As for cords, when will tool companies realize we want them long? The Makita has a 16-foot cord?kudos. The others are 6 to 9 feet long, which is too short for my liking.
Belt Release and Tracking
Belt Release. The metal belt-release lever on the Makita is notably easy to use. By contrast, the thin metal lever on the Hitachi is painfully sharp. I have doubts about the durability of the plastic release levers on the Craftsman, DeWalt, Porter-Cable, and Ryobi tools. While they all work as intended, they feel stiff and seem like they could snap off. The Bosch lever is particularly stiff.
Tracking and Adjustment. Tracking is the tendency of the belt to stay centered and not wander off the rollers, as happens on some old belt sanders I have. Once in a while, as the belt wears, you might need to tweak the tracking to keep the belt centered. Also, you must reset the tracking for each new belt.
All of the belts tracked steadily once adjusted, but some of the adjustments were easier than others. On the Porter-Cable and Hitachi models, the thread pitch on the adjustment screw is too coarse, which means a small turn of the knob moves the belt too much. The rest of the tools have finer threads, so more turning is required to achieve the same result; however, you have more control and don't find yourself twisting the knob back and forth repeatedly to get the adjustment where you want it. I found that the coarser adjustments on the Porter-Cable and Hitachi, actually make it more cumbersome to adjust belt tracking precisely.
Power and Finish Quality
Platen and Finish Quality.
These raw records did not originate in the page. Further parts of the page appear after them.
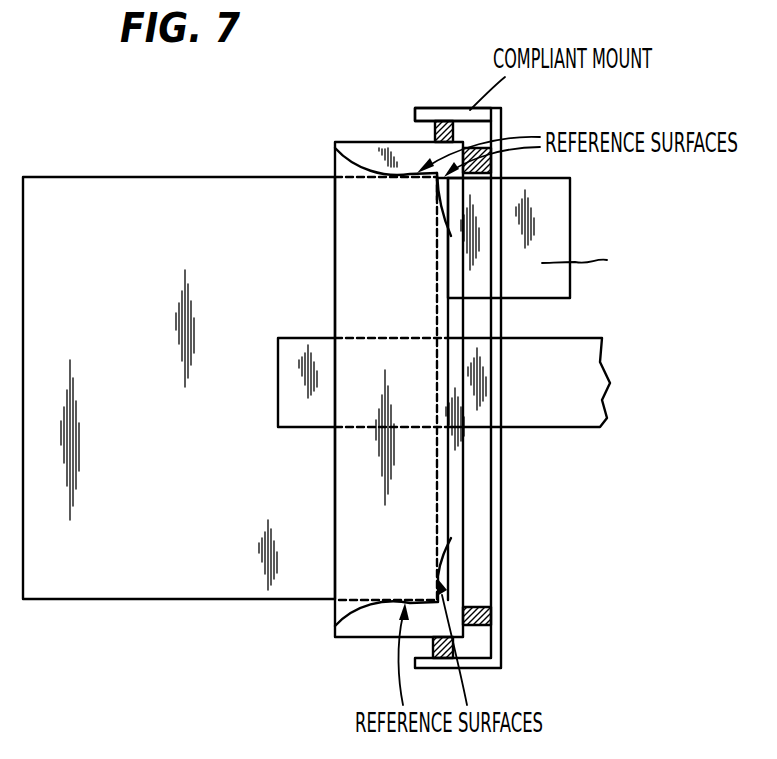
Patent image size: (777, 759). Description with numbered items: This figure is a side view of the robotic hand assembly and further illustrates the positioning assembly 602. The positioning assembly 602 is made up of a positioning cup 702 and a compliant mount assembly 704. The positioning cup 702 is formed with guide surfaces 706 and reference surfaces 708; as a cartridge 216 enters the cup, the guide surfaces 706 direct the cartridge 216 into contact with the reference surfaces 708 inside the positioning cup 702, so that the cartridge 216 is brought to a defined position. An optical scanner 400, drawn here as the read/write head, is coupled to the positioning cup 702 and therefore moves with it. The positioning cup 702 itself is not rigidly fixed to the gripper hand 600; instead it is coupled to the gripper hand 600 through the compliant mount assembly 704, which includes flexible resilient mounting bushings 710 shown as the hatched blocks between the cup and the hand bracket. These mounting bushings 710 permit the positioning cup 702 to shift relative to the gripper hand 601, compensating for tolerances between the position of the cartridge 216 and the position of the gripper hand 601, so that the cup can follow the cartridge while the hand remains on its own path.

The cartridge 216 is at (171, 417).
The optical scanner 400 is at (570, 213).
The gripper hand 600 is at (587, 409).
The gripper hand 601 is at (303, 415).
The positioning assembly 602 is at (399, 112).
The positioning cup 702 is at (368, 637).
The compliant mount assembly 704 is at (453, 118).
The guide surfaces 706 is at (360, 160).
The reference surfaces 708 is at (437, 195).
The mounting bushings 710 is at (489, 620).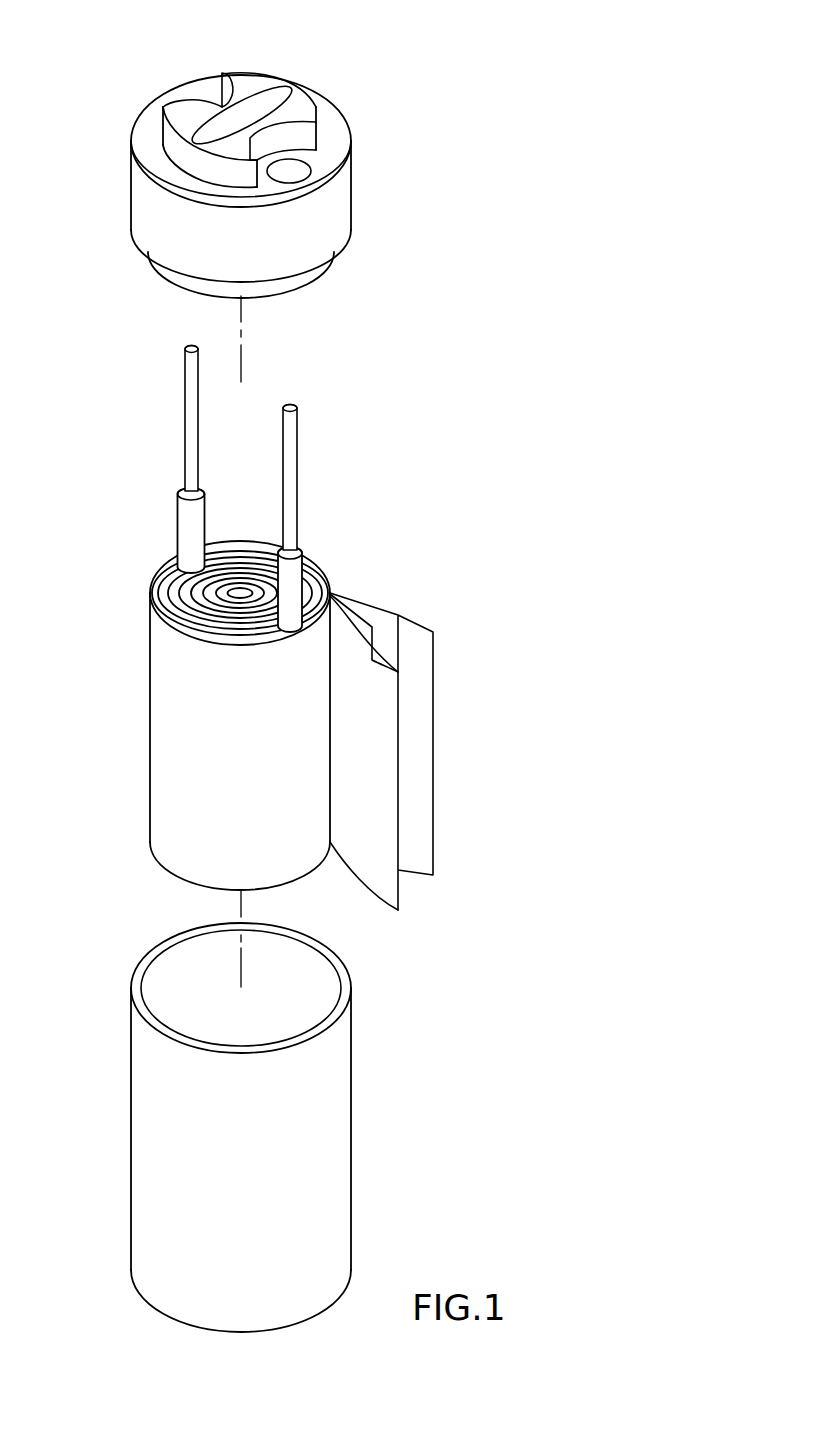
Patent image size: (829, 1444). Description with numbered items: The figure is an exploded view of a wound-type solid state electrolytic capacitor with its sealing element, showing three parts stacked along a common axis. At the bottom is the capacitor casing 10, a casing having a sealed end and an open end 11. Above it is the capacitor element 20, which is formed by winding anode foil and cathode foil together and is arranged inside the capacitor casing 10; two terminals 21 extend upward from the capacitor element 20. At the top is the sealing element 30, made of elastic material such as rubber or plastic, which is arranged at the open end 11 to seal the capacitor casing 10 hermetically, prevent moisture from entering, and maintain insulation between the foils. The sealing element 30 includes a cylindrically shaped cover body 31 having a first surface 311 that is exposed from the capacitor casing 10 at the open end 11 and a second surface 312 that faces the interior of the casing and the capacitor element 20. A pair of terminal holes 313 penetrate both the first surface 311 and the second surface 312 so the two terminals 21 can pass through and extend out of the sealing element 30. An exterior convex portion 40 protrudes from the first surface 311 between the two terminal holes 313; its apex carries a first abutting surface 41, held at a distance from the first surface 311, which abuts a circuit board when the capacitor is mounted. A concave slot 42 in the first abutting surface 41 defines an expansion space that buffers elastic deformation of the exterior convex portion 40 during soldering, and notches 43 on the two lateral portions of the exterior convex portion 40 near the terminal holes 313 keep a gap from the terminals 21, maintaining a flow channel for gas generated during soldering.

The capacitor casing 10 is at (211, 1127).
The open end 11 is at (143, 962).
The capacitor element 20 is at (261, 628).
The terminals 21 is at (185, 437).
The sealing element 30 is at (238, 157).
The cover body 31 is at (333, 220).
The first surface 311 is at (327, 130).
The second surface 312 is at (307, 272).
The terminal holes 313 is at (188, 107).
The exterior convex portion 40 is at (265, 102).
The first abutting surface 41 is at (307, 107).
The slot 42 is at (247, 110).
The notches 43 is at (213, 103).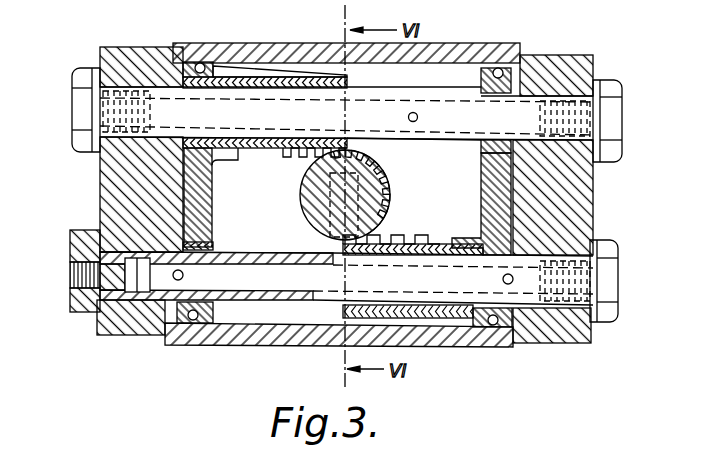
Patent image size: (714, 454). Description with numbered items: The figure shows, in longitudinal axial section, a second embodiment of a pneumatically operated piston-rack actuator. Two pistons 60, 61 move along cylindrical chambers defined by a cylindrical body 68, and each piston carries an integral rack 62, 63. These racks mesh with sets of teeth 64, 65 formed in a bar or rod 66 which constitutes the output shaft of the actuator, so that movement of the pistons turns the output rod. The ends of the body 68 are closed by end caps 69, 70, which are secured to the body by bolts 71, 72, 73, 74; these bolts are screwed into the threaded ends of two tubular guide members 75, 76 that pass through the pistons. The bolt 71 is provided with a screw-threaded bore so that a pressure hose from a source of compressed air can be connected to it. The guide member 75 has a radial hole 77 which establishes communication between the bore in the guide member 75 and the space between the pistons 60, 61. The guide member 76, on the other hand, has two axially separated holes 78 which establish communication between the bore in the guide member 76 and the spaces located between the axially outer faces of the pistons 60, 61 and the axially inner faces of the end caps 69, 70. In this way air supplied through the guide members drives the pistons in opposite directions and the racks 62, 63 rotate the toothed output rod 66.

The piston 60 is at (213, 222).
The piston 61 is at (483, 172).
The rack 62 is at (284, 158).
The rack 63 is at (408, 241).
The set of teeth 64 is at (303, 180).
The set of teeth 65 is at (389, 211).
The bar or rod 66 is at (388, 178).
The cylindrical body 68 is at (441, 341).
The end cap 69 is at (108, 333).
The end cap 70 is at (553, 62).
The bolt 71 is at (78, 82).
The bolt 72 is at (72, 312).
The bolt 73 is at (612, 88).
The bolt 74 is at (604, 322).
The tubular guide member 75 is at (433, 98).
The tubular guide member 76 is at (252, 300).
The radial hole 77 is at (416, 122).
The holes 78 is at (184, 275).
To ensure a flat finish, a sander's platen should be flat. I checked the transverse flatness of the platens with a straight edge and found most of them to be flat or slightly convex. The DeWalt, Bosch, and Makita tools are closest to perfect; the Craftsman, Hitachi, Porter-Cable, and Ryobi also are very close to flat. The Bosch unit has a composite rather than metal platen and only the Ryobi and Craftsman lack a cork or rubber backing pad under their platens. Interestingly, I didn't detect much difference in finish quality between any of the sanders when surfacing glued-up cherry; all of them left an impressive finish here and throughout the test. Bosch, DeWalt, and Makita sell optional sanding frames for their sanders. The frames (which fit around the base of the sanders) make it much easier to achieve a really flat finish and prevent gouging on large surfaces such as countertops and floors.
Yaw. None of the sanders in this group yawed or wandered, as some older models I've used do. They all run straight and true, even when I ran them one-handed. This is particularly evident when sanding to a scribe line. The Bosch, Craftsman, and Ryobi were easiest to keep on a line. I found that their handle locations (at the far ends of the tool) allow for better control. The Makita and Hitachi also were very steady working to a line.
Power. While I wouldn't call any of these tools underpowered, the Hitachi, Porter-Cable, and Makita definitely have extra grunt and would be my choices for heavy stock removal, hogging off paint, or knocking down a hard finish. The Craftsman, DeWalt, and Ryobi models, on the other hand, feel a bit strained when pushed hard, but were still capable.